Collecting participant priorities in concern profiles
The concern profile is aptly named for ranking the different priorities for each participant at the beginning of the project, during and at the end. The survey is created and collected on platform with priorities ranging from damage reduction, investment, maximum flooded area, and others to then be assessed through each simulation.
Running simulations and viewing results
After the map scenario has been iterated through in the whiteboard, the scenario can be run through a simulation to visualize the path of water flow, how the added intervention tokens helped, and identify critical areas that need to be addressed.
After the simulation, results are automatically scored by participants’ priorities and compared to the baseline (how the area currently exists without any intervention).
All-in-one project management
One place to organize all initiatives, invite team members and stakeholders, overview of all draft plans (past iterations) and collect votes on best candidates, view activity, and more. Facilitators no longer need to collect hard-copy surveys, coordinate participant schedules, and catalog by hand all iterations.
Engaging with the community and stakeholders
The platform to completion would be a large undertaking and short-term needed to tell a compelling story to community leaders and investors while presenting at seminars and conferences.
A product landing page was created to direct stakeholders to give an overview of the platform, key features, the mission behind it, and the team involved.
Together with the client, we crafted a presentation that communicated clearly the goals of the platform and showed a proof of concept with a 3D rendered simulation of a real problem area in Boston, Massachusetts.
From prototype to MVP for ISAGA Conference
Northeastern University College of Arts, Media and Design was hosting their 53rd annual International Simulation and Gaming Association (ISAGA) conference that our client was invited to attend and host an in-person workshop that put Fora.ai into practice. The conference was focused on initiatives that brought interactive media and new learning technologies together to solve complex societal challenges which was a mission that perfectly aligned with the ambitions of Fora.ai and the team behind it.

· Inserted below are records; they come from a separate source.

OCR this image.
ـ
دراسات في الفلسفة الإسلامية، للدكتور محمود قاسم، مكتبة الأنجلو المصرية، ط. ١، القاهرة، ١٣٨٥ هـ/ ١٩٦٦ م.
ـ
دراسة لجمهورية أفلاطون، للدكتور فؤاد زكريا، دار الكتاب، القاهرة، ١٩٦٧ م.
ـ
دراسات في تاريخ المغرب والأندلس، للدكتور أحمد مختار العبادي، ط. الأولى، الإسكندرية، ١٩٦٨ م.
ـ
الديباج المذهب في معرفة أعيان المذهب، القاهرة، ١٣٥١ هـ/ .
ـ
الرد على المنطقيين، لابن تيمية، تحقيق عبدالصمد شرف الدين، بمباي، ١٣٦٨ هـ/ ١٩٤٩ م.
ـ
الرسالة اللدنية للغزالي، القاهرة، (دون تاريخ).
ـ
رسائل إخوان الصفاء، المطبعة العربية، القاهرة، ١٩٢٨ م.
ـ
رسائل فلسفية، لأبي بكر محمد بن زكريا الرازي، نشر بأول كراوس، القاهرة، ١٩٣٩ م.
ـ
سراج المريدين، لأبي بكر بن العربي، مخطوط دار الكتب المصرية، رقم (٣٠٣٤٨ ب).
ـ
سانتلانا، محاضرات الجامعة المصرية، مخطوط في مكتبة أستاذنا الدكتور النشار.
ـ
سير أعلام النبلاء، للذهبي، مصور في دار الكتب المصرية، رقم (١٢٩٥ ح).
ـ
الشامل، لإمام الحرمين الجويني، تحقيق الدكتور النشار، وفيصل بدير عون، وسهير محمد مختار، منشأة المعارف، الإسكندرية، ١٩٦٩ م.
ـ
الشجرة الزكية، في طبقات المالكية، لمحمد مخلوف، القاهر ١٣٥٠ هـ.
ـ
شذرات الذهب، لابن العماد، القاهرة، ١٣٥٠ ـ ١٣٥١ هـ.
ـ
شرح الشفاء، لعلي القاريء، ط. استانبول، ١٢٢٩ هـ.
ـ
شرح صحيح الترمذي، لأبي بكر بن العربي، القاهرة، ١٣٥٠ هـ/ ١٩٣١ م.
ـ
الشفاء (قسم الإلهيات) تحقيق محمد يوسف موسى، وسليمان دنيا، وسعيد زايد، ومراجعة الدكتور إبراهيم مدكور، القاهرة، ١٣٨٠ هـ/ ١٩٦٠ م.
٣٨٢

For the MVP, we focused on the most critical aspect of the platform which was the interactive map and whiteboard that could then be run in a simulation and give accurate results back weighted by participant priorities.
Looking to the future
As stakeholders and investors are continuing to be engaged, we look to the future of fully building out the platform and incorporating new ideas for learning such as gamifying the experience where participants can play educational mini-games and earn points for their contribution. It was and continues to be an incredible journey in working with the team behind Fora.ai and the opportunity to have tech lend itself to real-world climate and social issues.